The goal of the Japanese Military officials in Manchuria was to provide a pretext that could justify the Japanese military invasion and replacement of the Chinese government in the region with a Japanese or puppet government. So they chose to sabotage a section of railroad near Lake Liutiao. The plan was to see the explosion attract the attention of Chinese troops, and then blame them for it to give a pretext for a formal Japanese invasion. The military made the sabotage more convincing as a Chinese attack on a Japanese transportation target, and thus disguised their intervention as a legitimate measure to protect a railroad of industrial and economic importance.

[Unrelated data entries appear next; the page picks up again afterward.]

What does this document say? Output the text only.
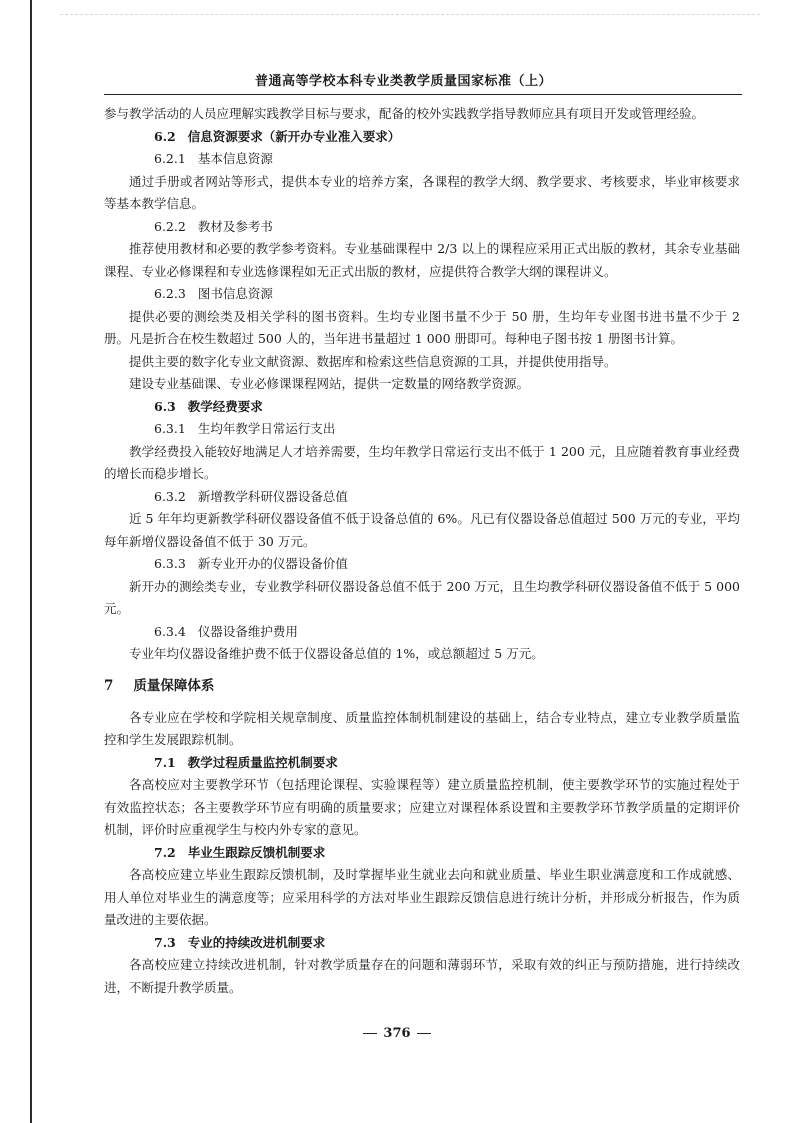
普通高等学校本科专业类教学质量国家标准（上）

参与教学活动的人员应理解实践教学目标与要求，配备的校外实践教学指导教师应具有项目开发或管理经验。

6.2 信息资源要求（新开办专业准入要求）
6.2.1 基本信息资源

通过手册或者网站等形式，提供本专业的培养方案，各课程的教学大纲、教学要求、考核要求，毕业审核要求等基本教学信息。

6.2.2 教材及参考书

推荐使用教材和必要的教学参考资料。专业基础课程中 2/3 以上的课程应采用正式出版的教材，其余专业基础课程、专业必修课程和专业选修课程如无正式出版的教材，应提供符合教学大纲的课程讲义。

6.2.3 图书信息资源

提供必要的测绘类及相关学科的图书资料。生均专业图书量不少于 50 册，生均年专业图书进书量不少于 2 册。凡是折合在校生数超过 500 人的，当年进书量超过 1 000 册即可。每种电子图书按 1 册图书计算。

提供主要的数字化专业文献资源、数据库和检索这些信息资源的工具，并提供使用指导。

建设专业基础课、专业必修课课程网站，提供一定数量的网络教学资源。

6.3 教学经费要求
6.3.1 生均年教学日常运行支出

教学经费投入能较好地满足人才培养需要，生均年教学日常运行支出不低于 1 200 元，且应随着教育事业经费的增长而稳步增长。

6.3.2 新增教学科研仪器设备总值

近 5 年年均更新教学科研仪器设备值不低于设备总值的 6%。凡已有仪器设备总值超过 500 万元的专业，平均每年新增仪器设备值不低于 30 万元。

6.3.3 新专业开办的仪器设备价值

新开办的测绘类专业，专业教学科研仪器设备总值不低于 200 万元，且生均教学科研仪器设备值不低于 5 000 元。

6.3.4 仪器设备维护费用

专业年均仪器设备维护费不低于仪器设备总值的 1%，或总额超过 5 万元。

7 质量保障体系

各专业应在学校和学院相关规章制度、质量监控体制机制建设的基础上，结合专业特点，建立专业教学质量监控和学生发展跟踪机制。

7.1 教学过程质量监控机制要求

各高校应对主要教学环节（包括理论课程、实验课程等）建立质量监控机制，使主要教学环节的实施过程处于有效监控状态；各主要教学环节应有明确的质量要求；应建立对课程体系设置和主要教学环节教学质量的定期评价机制，评价时应重视学生与校内外专家的意见。

7.2 毕业生跟踪反馈机制要求

各高校应建立毕业生跟踪反馈机制，及时掌握毕业生就业去向和就业质量、毕业生职业满意度和工作成就感、用人单位对毕业生的满意度等；应采用科学的方法对毕业生跟踪反馈信息进行统计分析，并形成分析报告，作为质量改进的主要依据。

7.3 专业的持续改进机制要求

各高校应建立持续改进机制，针对教学质量存在的问题和薄弱环节，采取有效的纠正与预防措施，进行持续改进，不断提升教学质量。

376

Right after the explosion, the Japanese army attacked the nearby Chinese garrison and destroyed the troops that were stationed there for reason that all Japanese property must be protected from Chinese army. Some five hundred Japanese soldiers took part in attacking a Chinese garrison where over seven thousand soldiers were stationed.
Although whether the Japanese government was involved in this incident or not is not proven to this date, one thing that is certain is that the Japanese military stationed in Guandong area was prepared to proceed very swiftly to invade Manchuria and that its reaction was and perfectly disproportionate to the scale of the incident.